Advocates say the VA lacks a consistent, system-wide evaluation process for making sure those who qualify for the program can access it, in part because mental and emotional injuries can be debilitating but are very difficult to demonstrate in a short evaluation setting.
The inconsistencies, they say, can lead to two veterans with very similar injuries receiving completely different responses from the program, depending on where they are seen and who does the evaluation.
“One of the more prevalent and frustrating stories we hear over and over is a caregiver’s inability to prove the monotonous duties they take on caring for loved ones with mental and emotional wounds,” said Steve Schwab, executive director of the Elizabeth Dole Foundation, which advocates for caregiver support.
“Evaluating someone for their emotional and mental well-being is much, much different than walking in and seeing that someone has lost limbs,” he said.
Another long-term problem with the caregiver program, advocates note, is that it’s limited in who it can help by both policy and budget.
The law authorizing the program, which began in 2010, has a limited scope in the kind of care a veteran must require in order to qualify. For example, veterans must need “personal care services” to qualify, although exactly what those services are can be open to interpretation.
Congress allocated $735 million for the program for 2017, which the VA estimated would cover about 36,000 users, according to budget documents.
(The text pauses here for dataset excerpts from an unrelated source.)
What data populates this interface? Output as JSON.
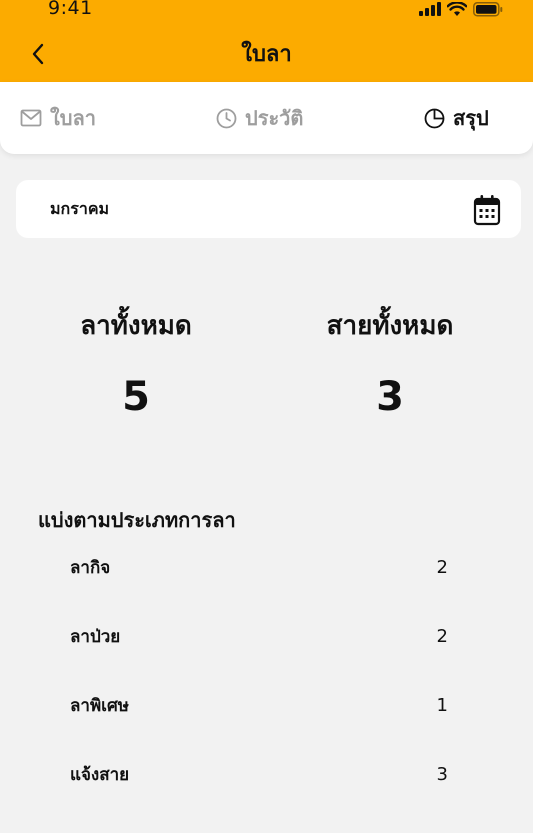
{
  "status_bar": {
    "time": "9:41"
  },
  "header": {
    "title": "ใบลา"
  },
  "tabs": [
    {
      "label": "ใบลา",
      "icon": "mail-icon",
      "active": false
    },
    {
      "label": "ประวัติ",
      "icon": "clock-icon",
      "active": false
    },
    {
      "label": "สรุป",
      "icon": "pie-chart-icon",
      "active": true
    }
  ],
  "month_selector": {
    "value": "มกราคม",
    "icon": "calendar-icon"
  },
  "totals": {
    "leave": {
      "label": "ลาทั้งหมด",
      "value": "5"
    },
    "late": {
      "label": "สายทั้งหมด",
      "value": "3"
    }
  },
  "breakdown": {
    "title": "แบ่งตามประเภทการลา",
    "items": [
      {
        "label": "ลากิจ",
        "count": "2"
      },
      {
        "label": "ลาป่วย",
        "count": "2"
      },
      {
        "label": "ลาพิเศษ",
        "count": "1"
      },
      {
        "label": "แจ้งสาย",
        "count": "3"
      }
    ]
  },
  "colors": {
    "accent": "#fcab00",
    "background": "#f2f2f2",
    "inactive": "#9e9e9e"
  }
}
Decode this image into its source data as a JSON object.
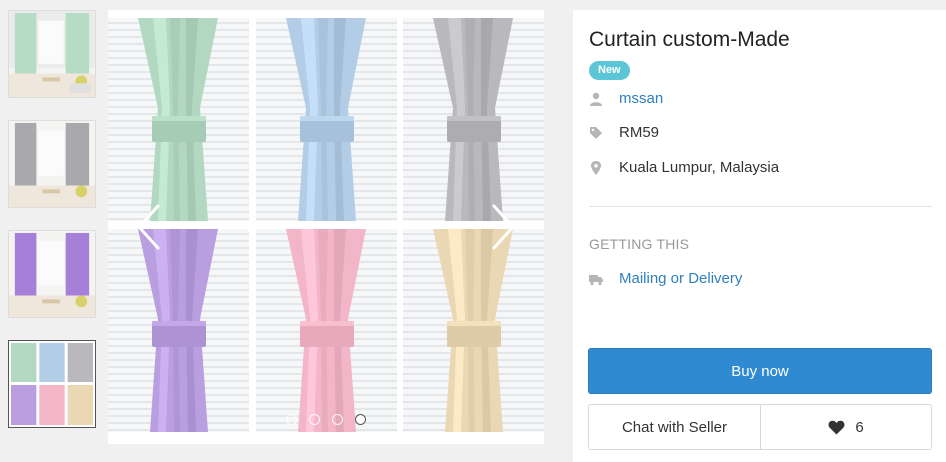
{
  "listing": {
    "title": "Curtain custom-Made",
    "badge": "New",
    "seller": "mssan",
    "price": "RM59",
    "location": "Kuala Lumpur, Malaysia"
  },
  "getting": {
    "heading": "GETTING THIS",
    "method": "Mailing or Delivery"
  },
  "actions": {
    "buy_label": "Buy now",
    "chat_label": "Chat with Seller",
    "like_count": "6"
  },
  "gallery": {
    "thumbnails": [
      "mint-curtain-room",
      "grey-curtain-room",
      "purple-curtain-room",
      "colour-swatch-grid"
    ],
    "active_thumbnail": 4,
    "slide_dots": 4,
    "active_dot": 4,
    "curtain_colors": {
      "mint": "#b3d8c2",
      "blue": "#b4cde6",
      "grey": "#b9b9bd",
      "lilac": "#b99fe0",
      "pink": "#f2b6c8",
      "beige": "#ead7b4"
    }
  },
  "colors": {
    "accent": "#2f8ad1",
    "link": "#2f7fc1",
    "badge": "#5cc6d6"
  },
  "icons": [
    "user-icon",
    "tag-icon",
    "location-pin-icon",
    "truck-icon",
    "heart-icon",
    "chevron-left-icon",
    "chevron-right-icon"
  ]
}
Although the VA initially estimated that only about 4,000 veterans would qualify for the stipend, almost 16,000 had enrolled by 2014, according to a 2014 Government Accountability Office report.
A review by the advocacy organization Veteran Warrior found that about 26,000 caregivers have been removed from the program in the last two years, said co-founder and Navy veteran Lauren Price. Her husband, a Navy retiree who provides care to her for lung problems caused by burn pit exposure and injuries to her hands that severely limit dexterity, was dropped from the program last August.
Price said they are working to get the attention of both top-level VA officials and Congress. She said they hope the review can lead to longer scrutiny and hearings on Capitol Hill.
“We don’t believe that a three-week investigation is going to provide any substantial corrective measures,” she said. “But more importantly, this is a first step.”
Officials with the Elizabeth Dole Foundation estimate there are more than 5.5 million post- and pre-9/11 caregivers in the U.S. Only post-9/11 caregivers currently qualify for the program, although legislation has been introduced to both expand its scope and who can apply. Schwab said there are between 25,000 and 30,000 caregivers currently enrolled.
Schwab, whose organization has long pushed for the review, said officials need to overhaul the processes for deciding who can stay in the program as well as helping those who are currently in the application process. He said that though the caregiver program cannot help every applicant, processes can be put in place to help the VA administer it consistently.
“What’s important to realize about a program like this, and about the VA in general, is the VA has to create a program around the limited scope of policy it’s been given by Congress and the budget,” he said. They need to focus, he said, “on moving people through a process that is uniform, that is focused on the customer, and is communicative.”